Unable to resist, Kahlan reached out. She tenderly settled her finger into the cup of the tiny hand. Her single finger was all the palm would hold. She almost expected the fingers to close around hers. But they didn’t.

She stifled another sob, feeling a tear roll down her cheek. She felt so sorry for the mother. Kahlan had seen so much death, so many bodies, she didn’t know why this one should affect her so, but it did.

She broke down and wept over the unnamed child. In the lonely house for the dead, her heart poured out for this life unlived, this vessel delivered into the world without a soul.

The sound behind at last intruded sufficiently that she turned to see what disturbed her prayer to the good spirits.

Kahlan gasped in her sob with a backward cry.

There, standing on Juni’s chest, was a chicken.

It was pecking out Juni’s eyes.

10

Kahlan wanted to chase the chicken away from the body, but she couldn’t seem to make herself do so. The chicken’s eye rolled to watch her as it pecked.

Thwack thwack thwack. Thwack. Thwack. That was the sound she had heard.

“Shoo!” She flicked a hand out toward the bird. “Shoo!”
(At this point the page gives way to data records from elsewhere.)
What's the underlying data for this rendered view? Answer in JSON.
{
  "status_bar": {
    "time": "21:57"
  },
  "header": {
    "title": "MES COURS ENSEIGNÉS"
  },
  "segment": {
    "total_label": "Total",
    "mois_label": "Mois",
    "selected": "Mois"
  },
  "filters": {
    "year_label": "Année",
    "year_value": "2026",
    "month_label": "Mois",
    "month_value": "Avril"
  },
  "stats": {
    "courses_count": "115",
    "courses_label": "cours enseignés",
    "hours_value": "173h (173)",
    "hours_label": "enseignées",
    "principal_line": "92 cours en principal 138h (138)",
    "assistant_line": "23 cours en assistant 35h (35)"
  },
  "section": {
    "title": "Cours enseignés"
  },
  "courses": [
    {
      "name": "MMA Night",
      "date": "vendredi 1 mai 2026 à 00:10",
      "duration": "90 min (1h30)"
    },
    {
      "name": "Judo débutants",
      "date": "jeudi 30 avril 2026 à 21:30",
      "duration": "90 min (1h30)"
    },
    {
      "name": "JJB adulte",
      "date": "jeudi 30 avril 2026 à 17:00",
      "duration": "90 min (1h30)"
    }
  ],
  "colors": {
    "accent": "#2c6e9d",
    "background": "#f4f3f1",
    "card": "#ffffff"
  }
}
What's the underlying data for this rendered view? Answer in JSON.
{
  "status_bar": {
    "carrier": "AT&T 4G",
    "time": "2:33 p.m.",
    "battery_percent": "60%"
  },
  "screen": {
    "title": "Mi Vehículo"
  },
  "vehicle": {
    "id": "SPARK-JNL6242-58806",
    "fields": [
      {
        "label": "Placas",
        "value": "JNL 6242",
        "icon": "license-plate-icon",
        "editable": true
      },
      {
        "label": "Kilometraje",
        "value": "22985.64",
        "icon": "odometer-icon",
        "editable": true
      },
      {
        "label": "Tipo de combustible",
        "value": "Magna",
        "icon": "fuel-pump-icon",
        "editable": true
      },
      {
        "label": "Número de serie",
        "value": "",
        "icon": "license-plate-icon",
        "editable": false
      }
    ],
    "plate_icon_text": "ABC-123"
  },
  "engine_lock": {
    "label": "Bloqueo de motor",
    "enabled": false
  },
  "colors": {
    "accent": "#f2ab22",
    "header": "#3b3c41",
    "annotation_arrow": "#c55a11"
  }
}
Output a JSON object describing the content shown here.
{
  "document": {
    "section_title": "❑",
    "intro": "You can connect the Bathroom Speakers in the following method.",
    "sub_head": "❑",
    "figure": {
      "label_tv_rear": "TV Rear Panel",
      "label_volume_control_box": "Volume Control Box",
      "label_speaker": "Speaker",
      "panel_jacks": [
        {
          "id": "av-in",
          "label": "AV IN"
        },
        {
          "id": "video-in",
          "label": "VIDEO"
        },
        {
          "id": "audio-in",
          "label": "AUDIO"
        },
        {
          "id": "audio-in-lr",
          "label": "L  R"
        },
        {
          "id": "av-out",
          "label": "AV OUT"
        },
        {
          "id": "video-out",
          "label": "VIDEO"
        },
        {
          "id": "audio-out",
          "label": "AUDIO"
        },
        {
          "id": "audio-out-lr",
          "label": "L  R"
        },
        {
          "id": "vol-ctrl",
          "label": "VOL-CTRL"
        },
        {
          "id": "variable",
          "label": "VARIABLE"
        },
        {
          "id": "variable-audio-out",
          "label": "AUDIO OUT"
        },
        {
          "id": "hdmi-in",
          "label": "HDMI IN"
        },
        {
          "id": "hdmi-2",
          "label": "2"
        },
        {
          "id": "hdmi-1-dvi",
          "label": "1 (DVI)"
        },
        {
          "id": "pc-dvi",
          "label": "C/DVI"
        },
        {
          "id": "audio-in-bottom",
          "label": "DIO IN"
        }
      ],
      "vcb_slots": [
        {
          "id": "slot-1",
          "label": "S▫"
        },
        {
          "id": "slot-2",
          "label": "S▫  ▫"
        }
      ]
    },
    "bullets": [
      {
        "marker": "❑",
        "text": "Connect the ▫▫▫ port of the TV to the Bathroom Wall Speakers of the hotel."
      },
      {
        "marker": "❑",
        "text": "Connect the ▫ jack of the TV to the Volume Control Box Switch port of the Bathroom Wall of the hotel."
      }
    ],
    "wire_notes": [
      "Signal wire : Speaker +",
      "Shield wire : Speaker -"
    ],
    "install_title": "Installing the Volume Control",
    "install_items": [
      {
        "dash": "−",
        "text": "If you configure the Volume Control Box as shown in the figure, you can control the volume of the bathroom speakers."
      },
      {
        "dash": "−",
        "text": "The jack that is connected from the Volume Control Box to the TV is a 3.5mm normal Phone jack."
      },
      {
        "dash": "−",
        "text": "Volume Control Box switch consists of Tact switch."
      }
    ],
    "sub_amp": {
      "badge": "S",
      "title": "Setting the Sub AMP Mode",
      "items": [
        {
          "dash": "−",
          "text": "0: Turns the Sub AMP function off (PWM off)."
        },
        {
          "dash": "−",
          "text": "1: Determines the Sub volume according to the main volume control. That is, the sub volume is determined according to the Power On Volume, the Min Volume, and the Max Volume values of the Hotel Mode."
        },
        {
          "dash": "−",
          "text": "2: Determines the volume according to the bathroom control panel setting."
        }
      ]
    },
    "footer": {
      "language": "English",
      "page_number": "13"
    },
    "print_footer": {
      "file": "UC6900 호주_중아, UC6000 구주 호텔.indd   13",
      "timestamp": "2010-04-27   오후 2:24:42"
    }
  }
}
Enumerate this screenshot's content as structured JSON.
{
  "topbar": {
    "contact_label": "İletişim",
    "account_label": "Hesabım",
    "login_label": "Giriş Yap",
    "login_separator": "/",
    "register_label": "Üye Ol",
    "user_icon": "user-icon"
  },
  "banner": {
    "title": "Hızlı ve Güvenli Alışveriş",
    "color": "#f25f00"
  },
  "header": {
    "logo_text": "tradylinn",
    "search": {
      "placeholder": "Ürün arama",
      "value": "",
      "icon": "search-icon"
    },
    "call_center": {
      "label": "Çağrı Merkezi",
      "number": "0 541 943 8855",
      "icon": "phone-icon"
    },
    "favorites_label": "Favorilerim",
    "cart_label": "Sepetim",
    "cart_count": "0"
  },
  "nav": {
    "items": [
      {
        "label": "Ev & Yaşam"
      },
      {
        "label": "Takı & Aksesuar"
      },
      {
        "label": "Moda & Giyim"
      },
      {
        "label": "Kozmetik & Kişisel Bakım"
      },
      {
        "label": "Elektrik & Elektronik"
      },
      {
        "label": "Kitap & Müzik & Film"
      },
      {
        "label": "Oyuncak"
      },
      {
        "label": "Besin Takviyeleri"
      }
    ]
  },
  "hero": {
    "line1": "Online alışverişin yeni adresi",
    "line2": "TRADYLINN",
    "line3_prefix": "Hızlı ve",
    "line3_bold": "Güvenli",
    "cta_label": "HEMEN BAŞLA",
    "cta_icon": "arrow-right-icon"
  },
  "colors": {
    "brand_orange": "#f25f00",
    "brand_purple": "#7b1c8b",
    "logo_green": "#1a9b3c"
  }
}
It must have come for the bugs. That was why it was in there. For the bugs.

Somehow, she

couldn’t make herself believe it.

“Shoo! Leave him alone!”

Hissing, hackles lifting, the chicken’s head rose.

Kahlan pulled back.

Its claws digging into stiff dead flesh, the chicken slowly turned to face her. It cocked its head, making its comb flop, its wattles sway.

“Shoo,” Kahlan heard herself whisper.

There wasn’t enough light, and besides, the side of its beak was covered with gore, so she couldn’t tell if it had the dark spot. But she didn’t need to see it.

“Dear spirits, help me,” she prayed under her breath.